A rare occurrence of the milkyway arcing into the Northern Lights with a magenta proton arc that extend all the way to Vancouver. BC.
Image Credit: Stephen Hancock Photography

PENTICTON - A Penticton photographer uses the night sky as his subject and the great Okanagan outdoors as his studio.

Stephen Hancock recently took some spectacular photographs of an aurora-filled night sky above Brunell Lake, northwest of Oliver. 

Over the past two years, Hancock has taken photos of the Okanagan night sky. Locally he often travels to the Ellis Creek reservoir, Solco Lake, Brunell Lake or Nickel Plate Lake, and then turns his lens to the night sky to catch photographs of the Milky Way or northern lights, an event he has seen several times over the past couple of weeks.

Hancock says he and a group of photographic enthusiasts monitor nightly astronomical activity, and 'if it’s happening, we’re on it,' he says.

A six image stitch of the northern lights reflecting on Brunell Lake near Oliver BC.
A six image stitch of the northern lights reflecting on Brunell Lake near Oliver BC.
Image Credit: Stephen Hancock Photography

When Hancock isn’t designing and building log homes, he’s conducting tourism workshops in photography. For the past two years, he’s been providing people with instruction in night time photography. He’s had clients from as far away as Texas, but most come from the Okanagan. He has also been recognized in Vancouver and Calgary for his photographs of night cityscapes.

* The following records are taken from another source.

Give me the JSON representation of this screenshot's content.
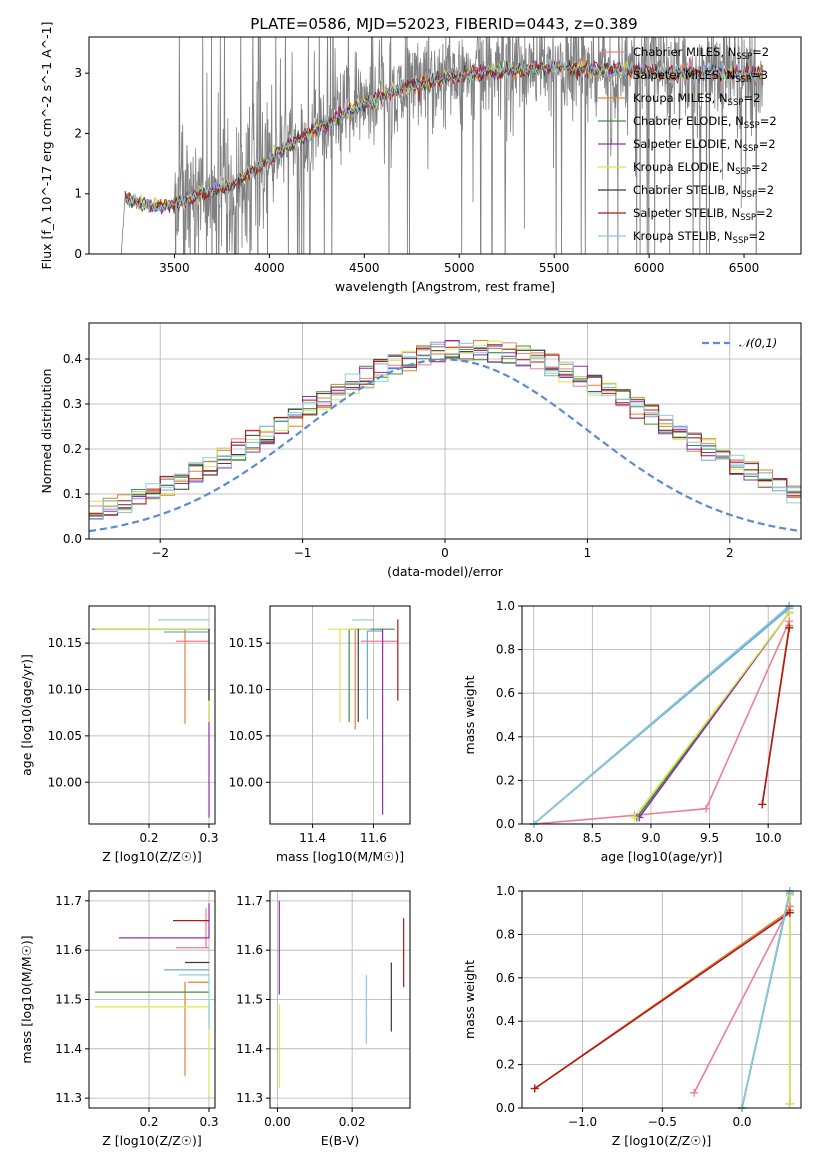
{
  "figure": {
    "title": "PLATE=0586, MJD=52023, FIBERID=0443, z=0.389"
  },
  "models": [
    {
      "name": "Chabrier MILES, N_{SSP}=2",
      "legend_base": "Chabrier MILES, N",
      "legend_sub": "SSP",
      "legend_tail": "=2",
      "color": "#ef7f8f"
    },
    {
      "name": "Salpeter MILES, N_{SSP}=3",
      "legend_base": "Salpeter MILES, N",
      "legend_sub": "SSP",
      "legend_tail": "=3",
      "color": "#6fa8dc"
    },
    {
      "name": "Kroupa MILES, N_{SSP}=2",
      "legend_base": "Kroupa MILES, N",
      "legend_sub": "SSP",
      "legend_tail": "=2",
      "color": "#e0832f"
    },
    {
      "name": "Chabrier ELODIE, N_{SSP}=2",
      "legend_base": "Chabrier ELODIE, N",
      "legend_sub": "SSP",
      "legend_tail": "=2",
      "color": "#3f8f3f"
    },
    {
      "name": "Salpeter ELODIE, N_{SSP}=2",
      "legend_base": "Salpeter ELODIE, N",
      "legend_sub": "SSP",
      "legend_tail": "=2",
      "color": "#8f2fb0"
    },
    {
      "name": "Kroupa ELODIE, N_{SSP}=2",
      "legend_base": "Kroupa ELODIE, N",
      "legend_sub": "SSP",
      "legend_tail": "=2",
      "color": "#d8e84f"
    },
    {
      "name": "Chabrier STELIB, N_{SSP}=2",
      "legend_base": "Chabrier STELIB, N",
      "legend_sub": "SSP",
      "legend_tail": "=2",
      "color": "#3a3a3a"
    },
    {
      "name": "Salpeter STELIB, N_{SSP}=2",
      "legend_base": "Salpeter STELIB, N",
      "legend_sub": "SSP",
      "legend_tail": "=2",
      "color": "#b01818"
    },
    {
      "name": "Kroupa STELIB, N_{SSP}=2",
      "legend_base": "Kroupa STELIB, N",
      "legend_sub": "SSP",
      "legend_tail": "=2",
      "color": "#86cfe0"
    }
  ],
  "chart_data": [
    {
      "id": "spectrum",
      "type": "line",
      "xlabel": "wavelength [Angstrom, rest frame]",
      "ylabel": "Flux [f_λ 10^-17 erg cm^-2 s^-1 A^-1]",
      "xlim": [
        3050,
        6800
      ],
      "ylim": [
        0,
        3.6
      ],
      "xticks": [
        3500,
        4000,
        4500,
        5000,
        5500,
        6000,
        6500
      ],
      "yticks": [
        0,
        1,
        2,
        3
      ],
      "data_color": "#808080",
      "data_x_range": [
        3220,
        6600
      ],
      "continuum": [
        [
          3220,
          0.0
        ],
        [
          3240,
          0.95
        ],
        [
          3300,
          0.85
        ],
        [
          3400,
          0.78
        ],
        [
          3500,
          0.82
        ],
        [
          3650,
          1.0
        ],
        [
          3800,
          1.15
        ],
        [
          3950,
          1.45
        ],
        [
          4100,
          1.8
        ],
        [
          4300,
          2.15
        ],
        [
          4500,
          2.5
        ],
        [
          4700,
          2.75
        ],
        [
          4900,
          2.9
        ],
        [
          5100,
          3.0
        ],
        [
          5300,
          3.05
        ],
        [
          5500,
          3.1
        ],
        [
          5700,
          3.05
        ],
        [
          5900,
          3.05
        ],
        [
          6100,
          3.0
        ],
        [
          6300,
          3.0
        ],
        [
          6500,
          3.0
        ],
        [
          6600,
          3.0
        ]
      ],
      "legend_location": "upper right",
      "grid": false
    },
    {
      "id": "residuals",
      "type": "histogram",
      "xlabel": "(data-model)/error",
      "ylabel": "Normed distribution",
      "xlim": [
        -2.5,
        2.5
      ],
      "ylim": [
        0,
        0.48
      ],
      "xticks": [
        -2,
        -1,
        0,
        1,
        2
      ],
      "yticks": [
        0.0,
        0.1,
        0.2,
        0.3,
        0.4
      ],
      "bin_width": 0.1,
      "reference_curve": {
        "name": "𝒩(0,1)",
        "style": "dashed",
        "color": "#5b8ad6",
        "mu": 0,
        "sigma": 1
      },
      "legend_location": "upper right",
      "grid": true
    },
    {
      "id": "age_vs_Z",
      "type": "errorbar",
      "xlabel": "Z [log10(Z/Z☉)]",
      "ylabel": "age  [log10(age/yr)]",
      "xlim": [
        0.1,
        0.31
      ],
      "ylim": [
        9.955,
        10.19
      ],
      "xticks": [
        0.2,
        0.3
      ],
      "yticks": [
        10.0,
        10.05,
        10.1,
        10.15
      ],
      "points": [
        {
          "model": 0,
          "x": 0.295,
          "y": 10.152,
          "xerr": [
            0.05,
            0.005
          ],
          "yerr": [
            0.0,
            0.0
          ]
        },
        {
          "model": 1,
          "x": 0.295,
          "y": 10.162,
          "xerr": [
            0.07,
            0.005
          ],
          "yerr": [
            0.0,
            0.0
          ]
        },
        {
          "model": 2,
          "x": 0.295,
          "y": 10.165,
          "xerr": [
            0.19,
            0.005
          ],
          "yerr": [
            0.0,
            0.0
          ]
        },
        {
          "model": 2,
          "x": 0.26,
          "y": 10.165,
          "xerr": [
            0.0,
            0.0
          ],
          "yerr": [
            0.102,
            0.0
          ]
        },
        {
          "model": 3,
          "x": 0.295,
          "y": 10.165,
          "xerr": [
            0.19,
            0.005
          ],
          "yerr": [
            0.0,
            0.0
          ]
        },
        {
          "model": 4,
          "x": 0.3,
          "y": 10.165,
          "xerr": [
            0.0,
            0.0
          ],
          "yerr": [
            0.203,
            0.0
          ]
        },
        {
          "model": 5,
          "x": 0.3,
          "y": 10.165,
          "xerr": [
            0.19,
            0.0
          ],
          "yerr": [
            0.1,
            0.0
          ]
        },
        {
          "model": 6,
          "x": 0.3,
          "y": 10.165,
          "xerr": [
            0.0,
            0.0
          ],
          "yerr": [
            0.077,
            0.0
          ]
        },
        {
          "model": 8,
          "x": 0.295,
          "y": 10.175,
          "xerr": [
            0.08,
            0.005
          ],
          "yerr": [
            0.0,
            0.0
          ]
        }
      ],
      "grid": true
    },
    {
      "id": "age_vs_mass",
      "type": "errorbar",
      "xlabel": "mass [log10(M/M☉)]",
      "ylabel": "",
      "xlim": [
        11.26,
        11.72
      ],
      "ylim": [
        9.955,
        10.19
      ],
      "xticks": [
        11.4,
        11.6
      ],
      "yticks": [
        10.0,
        10.05,
        10.1,
        10.15
      ],
      "points": [
        {
          "model": 0,
          "x": 11.56,
          "y": 10.152,
          "xerr": [
            0.0,
            0.12
          ],
          "yerr": [
            0.0,
            0.0
          ]
        },
        {
          "model": 1,
          "x": 11.58,
          "y": 10.163,
          "xerr": [
            0.0,
            0.05
          ],
          "yerr": [
            0.095,
            0.0
          ]
        },
        {
          "model": 2,
          "x": 11.54,
          "y": 10.165,
          "xerr": [
            0.0,
            0.0
          ],
          "yerr": [
            0.108,
            0.0
          ]
        },
        {
          "model": 3,
          "x": 11.52,
          "y": 10.165,
          "xerr": [
            0.0,
            0.15
          ],
          "yerr": [
            0.1,
            0.0
          ]
        },
        {
          "model": 4,
          "x": 11.63,
          "y": 10.165,
          "xerr": [
            0.0,
            0.0
          ],
          "yerr": [
            0.2,
            0.0
          ]
        },
        {
          "model": 5,
          "x": 11.49,
          "y": 10.165,
          "xerr": [
            0.04,
            0.1
          ],
          "yerr": [
            0.1,
            0.0
          ]
        },
        {
          "model": 6,
          "x": 11.55,
          "y": 10.165,
          "xerr": [
            0.0,
            0.0
          ],
          "yerr": [
            0.1,
            0.0
          ]
        },
        {
          "model": 7,
          "x": 11.68,
          "y": 10.175,
          "xerr": [
            0.0,
            0.0
          ],
          "yerr": [
            0.087,
            0.0
          ]
        },
        {
          "model": 8,
          "x": 11.58,
          "y": 10.175,
          "xerr": [
            0.05,
            0.02
          ],
          "yerr": [
            0.0,
            0.0
          ]
        }
      ],
      "grid": true
    },
    {
      "id": "massweight_vs_age",
      "type": "line",
      "xlabel": "age  [log10(age/yr)]",
      "ylabel": "mass weight",
      "xlim": [
        7.9,
        10.28
      ],
      "ylim": [
        0,
        1.0
      ],
      "xticks": [
        8.0,
        8.5,
        9.0,
        9.5,
        10.0
      ],
      "yticks": [
        0.0,
        0.2,
        0.4,
        0.6,
        0.8,
        1.0
      ],
      "series": [
        {
          "model": 0,
          "points": [
            [
              8.0,
              0.0
            ],
            [
              8.86,
              0.04
            ],
            [
              9.47,
              0.07
            ],
            [
              10.18,
              0.93
            ]
          ]
        },
        {
          "model": 1,
          "points": [
            [
              8.0,
              0.0
            ],
            [
              10.18,
              0.99
            ]
          ]
        },
        {
          "model": 2,
          "points": [
            [
              9.95,
              0.09
            ],
            [
              10.18,
              0.91
            ]
          ]
        },
        {
          "model": 3,
          "points": [
            [
              8.88,
              0.03
            ],
            [
              10.18,
              0.97
            ]
          ]
        },
        {
          "model": 4,
          "points": [
            [
              8.9,
              0.03
            ],
            [
              10.18,
              0.97
            ]
          ]
        },
        {
          "model": 5,
          "points": [
            [
              8.86,
              0.03
            ],
            [
              10.18,
              0.97
            ]
          ]
        },
        {
          "model": 6,
          "points": [
            [
              8.0,
              0.0
            ],
            [
              10.18,
              1.0
            ]
          ]
        },
        {
          "model": 7,
          "points": [
            [
              9.95,
              0.09
            ],
            [
              10.18,
              0.9
            ]
          ]
        },
        {
          "model": 8,
          "points": [
            [
              8.0,
              0.0
            ],
            [
              10.18,
              1.0
            ]
          ]
        }
      ],
      "grid": true
    },
    {
      "id": "mass_vs_Z",
      "type": "errorbar",
      "xlabel": "Z [log10(Z/Z☉)]",
      "ylabel": "mass [log10(M/M☉)]",
      "xlim": [
        0.1,
        0.31
      ],
      "ylim": [
        11.28,
        11.72
      ],
      "xticks": [
        0.2,
        0.3
      ],
      "yticks": [
        11.3,
        11.4,
        11.5,
        11.6,
        11.7
      ],
      "points": [
        {
          "model": 0,
          "x": 0.295,
          "y": 11.605,
          "xerr": [
            0.05,
            0.005
          ],
          "yerr": [
            0.0,
            0.08
          ]
        },
        {
          "model": 1,
          "x": 0.295,
          "y": 11.56,
          "xerr": [
            0.07,
            0.005
          ],
          "yerr": [
            0.0,
            0.0
          ]
        },
        {
          "model": 2,
          "x": 0.295,
          "y": 11.535,
          "xerr": [
            0.03,
            0.005
          ],
          "yerr": [
            0.0,
            0.0
          ]
        },
        {
          "model": 2,
          "x": 0.26,
          "y": 11.535,
          "xerr": [
            0.0,
            0.0
          ],
          "yerr": [
            0.19,
            0.0
          ]
        },
        {
          "model": 3,
          "x": 0.3,
          "y": 11.515,
          "xerr": [
            0.19,
            0.0
          ],
          "yerr": [
            0.0,
            0.0
          ]
        },
        {
          "model": 4,
          "x": 0.3,
          "y": 11.625,
          "xerr": [
            0.15,
            0.0
          ],
          "yerr": [
            0.0,
            0.07
          ]
        },
        {
          "model": 5,
          "x": 0.3,
          "y": 11.485,
          "xerr": [
            0.19,
            0.0
          ],
          "yerr": [
            0.18,
            0.0
          ]
        },
        {
          "model": 6,
          "x": 0.3,
          "y": 11.575,
          "xerr": [
            0.04,
            0.0
          ],
          "yerr": [
            0.0,
            0.0
          ]
        },
        {
          "model": 7,
          "x": 0.3,
          "y": 11.66,
          "xerr": [
            0.06,
            0.0
          ],
          "yerr": [
            0.0,
            0.0
          ]
        },
        {
          "model": 8,
          "x": 0.3,
          "y": 11.55,
          "xerr": [
            0.05,
            0.0
          ],
          "yerr": [
            0.11,
            0.0
          ]
        }
      ],
      "grid": true
    },
    {
      "id": "mass_vs_ebv",
      "type": "errorbar",
      "xlabel": "E(B-V)",
      "ylabel": "",
      "xlim": [
        -0.002,
        0.0355
      ],
      "ylim": [
        11.28,
        11.72
      ],
      "xticks": [
        0.0,
        0.02
      ],
      "yticks": [
        11.3,
        11.4,
        11.5,
        11.6,
        11.7
      ],
      "points": [
        {
          "model": 0,
          "x": 0.0,
          "y": 11.6,
          "xerr": [
            0,
            0
          ],
          "yerr": [
            0.0,
            0.0
          ]
        },
        {
          "model": 4,
          "x": 0.0005,
          "y": 11.6,
          "xerr": [
            0,
            0
          ],
          "yerr": [
            0.09,
            0.1
          ]
        },
        {
          "model": 5,
          "x": 0.0005,
          "y": 11.42,
          "xerr": [
            0,
            0
          ],
          "yerr": [
            0.1,
            0.07
          ]
        },
        {
          "model": 6,
          "x": 0.0305,
          "y": 11.505,
          "xerr": [
            0,
            0
          ],
          "yerr": [
            0.07,
            0.07
          ]
        },
        {
          "model": 7,
          "x": 0.0338,
          "y": 11.595,
          "xerr": [
            0,
            0
          ],
          "yerr": [
            0.07,
            0.07
          ]
        },
        {
          "model": 8,
          "x": 0.0238,
          "y": 11.48,
          "xerr": [
            0,
            0
          ],
          "yerr": [
            0.07,
            0.07
          ]
        }
      ],
      "grid": true
    },
    {
      "id": "massweight_vs_Z",
      "type": "line",
      "xlabel": "Z [log10(Z/Z☉)]",
      "ylabel": "mass weight",
      "xlim": [
        -1.38,
        0.37
      ],
      "ylim": [
        0,
        1.0
      ],
      "xticks": [
        -1.0,
        -0.5,
        0.0
      ],
      "yticks": [
        0.0,
        0.2,
        0.4,
        0.6,
        0.8,
        1.0
      ],
      "series": [
        {
          "model": 0,
          "points": [
            [
              -0.3,
              0.07
            ],
            [
              0.3,
              0.93
            ]
          ]
        },
        {
          "model": 1,
          "points": [
            [
              0.0,
              0.0
            ],
            [
              0.3,
              0.99
            ]
          ]
        },
        {
          "model": 2,
          "points": [
            [
              -1.3,
              0.09
            ],
            [
              0.3,
              0.91
            ]
          ]
        },
        {
          "model": 3,
          "points": [
            [
              0.3,
              0.02
            ],
            [
              0.3,
              0.98
            ]
          ]
        },
        {
          "model": 4,
          "points": [
            [
              0.3,
              0.02
            ],
            [
              0.3,
              0.98
            ]
          ]
        },
        {
          "model": 5,
          "points": [
            [
              0.3,
              0.02
            ],
            [
              0.3,
              0.98
            ]
          ]
        },
        {
          "model": 6,
          "points": [
            [
              0.0,
              0.0
            ],
            [
              0.3,
              1.0
            ]
          ]
        },
        {
          "model": 7,
          "points": [
            [
              -1.3,
              0.09
            ],
            [
              0.3,
              0.9
            ]
          ]
        },
        {
          "model": 8,
          "points": [
            [
              0.0,
              0.0
            ],
            [
              0.3,
              1.0
            ]
          ]
        }
      ],
      "grid": true
    }
  ]
}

“But astrophotography is my passion. I love it,” he says, calling it a 'dreadful disease' because of the hours he keeps to get those photographs.

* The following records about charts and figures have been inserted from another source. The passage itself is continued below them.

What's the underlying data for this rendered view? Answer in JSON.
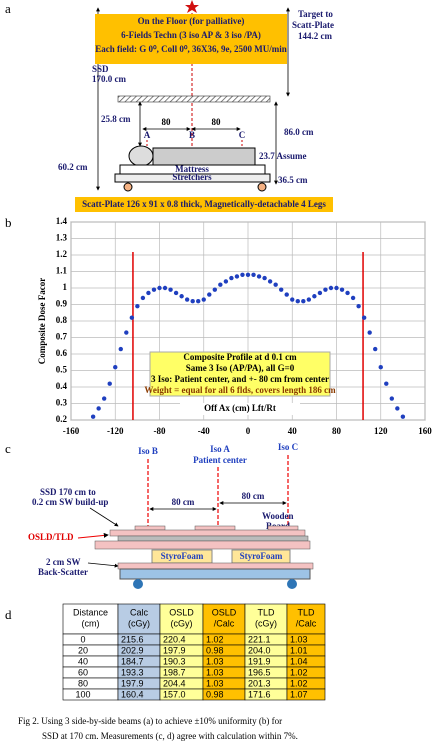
{
  "panel_a": {
    "label": "a",
    "title_lines": [
      "On the Floor (for palliative)",
      "6-Fields Techn (3 iso AP & 3 iso /PA)",
      "Each field: G 0⁰, Coll 0⁰, 36X36, 9e, 2500 MU/min"
    ],
    "ssd": [
      "SSD",
      "170.0 cm"
    ],
    "target": [
      "Target to",
      "Scatt-Plate",
      "144.2 cm"
    ],
    "d1": "25.8 cm",
    "spacing": [
      "80",
      "80"
    ],
    "isos": [
      "A",
      "B",
      "C"
    ],
    "d2": "86.0 cm",
    "assume": "23.7 Assume",
    "d3": "60.2 cm",
    "mattress": [
      "Mattress",
      "Stretchers"
    ],
    "d4": "36.5 cm",
    "plate": "Scatt-Plate 126 x 91 x 0.8 thick, Magnetically-detachable 4 Legs"
  },
  "chart_label": "b",
  "chart_data": {
    "type": "scatter",
    "ylabel": "Composite Dose Facor",
    "xlabel": "Off Ax (cm) Lft/Rt",
    "annotation": [
      "Composite Profile at d 0.1 cm",
      "Same 3 Iso (AP/PA), all G=0",
      "3 Iso: Patient center, and +- 80 cm from center",
      "Weight = equal for all 6 flds, covers length 186 cm"
    ],
    "xlim": [
      -160,
      160
    ],
    "xticks": [
      -160,
      -120,
      -80,
      -40,
      0,
      40,
      80,
      120,
      160
    ],
    "ylim": [
      0.2,
      1.4
    ],
    "yticks": [
      0.2,
      0.3,
      0.4,
      0.5,
      0.6,
      0.7,
      0.8,
      0.9,
      1,
      1.1,
      1.2,
      1.3,
      1.4
    ],
    "grid": true,
    "vlines": [
      -104,
      104
    ],
    "vline_color": "#e00000",
    "series": [
      {
        "color": "#1f3fbf",
        "x": [
          -140,
          -135,
          -130,
          -125,
          -120,
          -115,
          -110,
          -105,
          -100,
          -95,
          -90,
          -85,
          -80,
          -75,
          -70,
          -65,
          -60,
          -55,
          -50,
          -45,
          -40,
          -35,
          -30,
          -25,
          -20,
          -15,
          -10,
          -5,
          0,
          5,
          10,
          15,
          20,
          25,
          30,
          35,
          40,
          45,
          50,
          55,
          60,
          65,
          70,
          75,
          80,
          85,
          90,
          95,
          100,
          105,
          110,
          115,
          120,
          125,
          130,
          135,
          140
        ],
        "values": [
          0.22,
          0.27,
          0.33,
          0.42,
          0.52,
          0.63,
          0.73,
          0.82,
          0.89,
          0.94,
          0.97,
          0.99,
          1.0,
          1.0,
          0.99,
          0.97,
          0.95,
          0.93,
          0.92,
          0.92,
          0.93,
          0.96,
          0.99,
          1.02,
          1.04,
          1.06,
          1.07,
          1.08,
          1.08,
          1.08,
          1.07,
          1.06,
          1.04,
          1.02,
          0.99,
          0.96,
          0.93,
          0.92,
          0.92,
          0.93,
          0.95,
          0.97,
          0.99,
          1.0,
          1.0,
          0.99,
          0.97,
          0.94,
          0.89,
          0.82,
          0.73,
          0.63,
          0.52,
          0.42,
          0.33,
          0.27,
          0.22
        ]
      }
    ]
  },
  "panel_c": {
    "label": "c",
    "isos": [
      "Iso B",
      "Iso A",
      "Iso C"
    ],
    "patient": "Patient center",
    "ssd": [
      "SSD 170 cm to",
      "0.2 cm SW build-up"
    ],
    "spacing": [
      "80 cm",
      "80 cm"
    ],
    "board": [
      "Wooden",
      "Board"
    ],
    "detector": "OSLD/TLD",
    "foam": [
      "StyroFoam",
      "StyroFoam"
    ],
    "back": [
      "2 cm SW",
      "Back-Scatter"
    ]
  },
  "table": {
    "label": "d",
    "header": [
      [
        "Distance",
        "(cm)"
      ],
      [
        "Calc",
        "(cGy)"
      ],
      [
        "OSLD",
        "(cGy)"
      ],
      [
        "OSLD",
        "/Calc"
      ],
      [
        "TLD",
        "(cGy)"
      ],
      [
        "TLD",
        "/Calc"
      ]
    ],
    "rows": [
      [
        "0",
        "215.6",
        "220.4",
        "1.02",
        "221.1",
        "1.03"
      ],
      [
        "20",
        "202.9",
        "197.9",
        "0.98",
        "204.0",
        "1.01"
      ],
      [
        "40",
        "184.7",
        "190.3",
        "1.03",
        "191.9",
        "1.04"
      ],
      [
        "60",
        "193.3",
        "198.7",
        "1.03",
        "196.5",
        "1.02"
      ],
      [
        "80",
        "197.9",
        "204.4",
        "1.03",
        "201.3",
        "1.02"
      ],
      [
        "100",
        "160.4",
        "157.0",
        "0.98",
        "171.6",
        "1.07"
      ]
    ],
    "column_colors": [
      "#ffffff",
      "#b8cce4",
      "#ffff99",
      "#ffc000",
      "#ffff99",
      "#ffc000"
    ]
  },
  "caption": [
    "Fig 2. Using 3 side-by-side beams (a) to achieve ±10% uniformity (b) for",
    "SSD at 170 cm. Measurements (c, d) agree with calculation within 7%."
  ]
}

A typical June night spent shooting the aurora borealis, as he has done recently, sees him driving up a remote forestry backroad to get to one of the lakes he prefers to shoot at, and then staying through the night. Luckily for Hancock, he’s able to function without a lot of sleep.

“We’re usually wrapping it up around 4 or 4:30 a.m. That’s when it’s daylight these days,” he says.